Neanthes fucata is a species of marine polychaete worm in the family Nereididae. It lives in association with a hermit crab such as Pagurus bernhardus. It occurs in the northeastern Atlantic Ocean, the North Sea and the Mediterranean Sea.

==Taxonomy==
This worm was first described in 1822 by the French zoologist Marie Jules César Savigny, who gave it the name Nereis fucata, however it was later transferred to the genus Neanthes, making it Neanthes fucata.

==Description==
The body of this segmented worm is long, slender and tapering, with a smooth cuticle. The prostomium bears a pair of antennae, a pair of palps and two pairs of eyes. The first body segment is twice as long as the rest and bears the pharynx and four pairs of tentacular cirri. Segments two and three have uniramous parapodia (unbranched lateral lobes bearing bristles) while the remaining segments bear biramous (two-lobed) parapodia. This worm is yellowish, with longitudinal stripes in red and white. A worm of 120 segments measures about 200 mm.

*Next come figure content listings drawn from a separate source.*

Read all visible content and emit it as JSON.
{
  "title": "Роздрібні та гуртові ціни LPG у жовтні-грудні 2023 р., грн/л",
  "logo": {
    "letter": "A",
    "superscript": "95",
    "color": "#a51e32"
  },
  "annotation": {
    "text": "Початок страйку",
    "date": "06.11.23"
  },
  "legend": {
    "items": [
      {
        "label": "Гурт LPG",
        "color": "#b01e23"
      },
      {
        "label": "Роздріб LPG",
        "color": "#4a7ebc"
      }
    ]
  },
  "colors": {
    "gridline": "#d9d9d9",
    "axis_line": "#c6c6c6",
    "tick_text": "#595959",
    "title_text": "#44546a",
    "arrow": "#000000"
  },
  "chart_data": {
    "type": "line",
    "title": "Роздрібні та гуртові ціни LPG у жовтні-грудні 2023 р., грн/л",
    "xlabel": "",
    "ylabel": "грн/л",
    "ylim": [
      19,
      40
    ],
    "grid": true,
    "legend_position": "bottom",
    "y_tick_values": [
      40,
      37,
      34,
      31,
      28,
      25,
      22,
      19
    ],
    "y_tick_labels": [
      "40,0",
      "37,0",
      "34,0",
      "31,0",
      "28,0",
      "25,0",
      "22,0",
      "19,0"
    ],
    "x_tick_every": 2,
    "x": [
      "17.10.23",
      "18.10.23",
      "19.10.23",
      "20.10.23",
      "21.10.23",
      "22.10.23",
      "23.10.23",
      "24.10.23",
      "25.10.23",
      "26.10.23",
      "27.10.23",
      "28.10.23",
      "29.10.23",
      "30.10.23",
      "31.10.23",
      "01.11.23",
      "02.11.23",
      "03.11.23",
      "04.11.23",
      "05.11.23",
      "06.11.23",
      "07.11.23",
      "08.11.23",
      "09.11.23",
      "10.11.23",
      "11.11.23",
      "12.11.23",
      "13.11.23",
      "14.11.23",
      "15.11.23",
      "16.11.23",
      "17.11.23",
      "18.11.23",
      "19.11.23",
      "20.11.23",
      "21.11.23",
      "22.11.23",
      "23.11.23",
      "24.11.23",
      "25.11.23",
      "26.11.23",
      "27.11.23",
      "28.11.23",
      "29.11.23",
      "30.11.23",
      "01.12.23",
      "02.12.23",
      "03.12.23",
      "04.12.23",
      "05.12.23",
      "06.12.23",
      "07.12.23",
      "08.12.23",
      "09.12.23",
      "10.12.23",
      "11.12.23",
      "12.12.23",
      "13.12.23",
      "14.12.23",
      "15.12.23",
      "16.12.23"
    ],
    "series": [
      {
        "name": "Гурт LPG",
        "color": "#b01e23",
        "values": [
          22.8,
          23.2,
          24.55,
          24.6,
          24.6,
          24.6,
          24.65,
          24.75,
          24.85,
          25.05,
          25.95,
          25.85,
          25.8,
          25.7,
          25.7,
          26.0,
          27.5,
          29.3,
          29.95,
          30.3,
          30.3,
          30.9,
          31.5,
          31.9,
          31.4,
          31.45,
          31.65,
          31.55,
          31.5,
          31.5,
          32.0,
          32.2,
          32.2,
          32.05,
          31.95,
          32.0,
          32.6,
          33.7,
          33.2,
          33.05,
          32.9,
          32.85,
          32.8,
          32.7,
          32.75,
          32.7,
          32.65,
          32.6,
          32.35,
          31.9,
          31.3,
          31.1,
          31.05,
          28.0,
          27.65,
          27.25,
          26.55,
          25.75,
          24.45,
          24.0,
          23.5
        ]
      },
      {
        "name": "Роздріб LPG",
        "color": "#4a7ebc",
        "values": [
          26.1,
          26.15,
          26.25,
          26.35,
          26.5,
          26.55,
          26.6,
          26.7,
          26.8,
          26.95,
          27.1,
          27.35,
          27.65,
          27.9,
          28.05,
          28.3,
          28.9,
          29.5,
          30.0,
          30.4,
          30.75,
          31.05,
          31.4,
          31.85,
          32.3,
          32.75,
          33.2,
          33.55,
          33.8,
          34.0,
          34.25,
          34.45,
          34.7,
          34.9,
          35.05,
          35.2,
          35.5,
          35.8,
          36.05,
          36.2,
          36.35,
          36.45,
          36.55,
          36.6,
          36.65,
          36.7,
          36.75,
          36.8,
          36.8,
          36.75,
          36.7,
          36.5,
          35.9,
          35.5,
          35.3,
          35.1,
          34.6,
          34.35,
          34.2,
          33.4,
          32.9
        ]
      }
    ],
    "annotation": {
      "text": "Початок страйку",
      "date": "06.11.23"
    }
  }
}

==Distribution and habitat==
This worm is native to the northwestern Atlantic Ocean, the Kattegat, the North Sea, the English Channel, the Mediterranean Sea and the Black Sea. It lives in association with a hermit crab, sharing the shell of the gastropod mollusc in which it lives, but individuals have occasionally been observed away from a host, probably only temporarily. Over much of its range, the normal host is the common European species Pagurus bernhardus which is found on the mid and lower shore and at depths down to about 140 m.

==Ecology==
Neanthes fucata lives inside an empty gastropod mollusc shell inhabited by a hermit crab. It is able to steal scraps of food from the hermit crab by protruding its pharynx between the crab's third maxillipeds. It has been shown that the crab recognises its commensal worm and does not attack it. A single adult worm inhabits a single host mollusc shell occupied by a hermit crab, but occasionally a single adult and several juveniles have been found living together. The adult worms show territorial behaviour, fighting with other worms of the same species. However the worms are gonochoristic and there must be some mechanism by which a male and female come into close proximity during the period in which they are reproductively active. Some possibilities for this to happen include the hosts being close together, temporary aggregations of individual worms during the breeding season, or by the release of gametes into the sea water.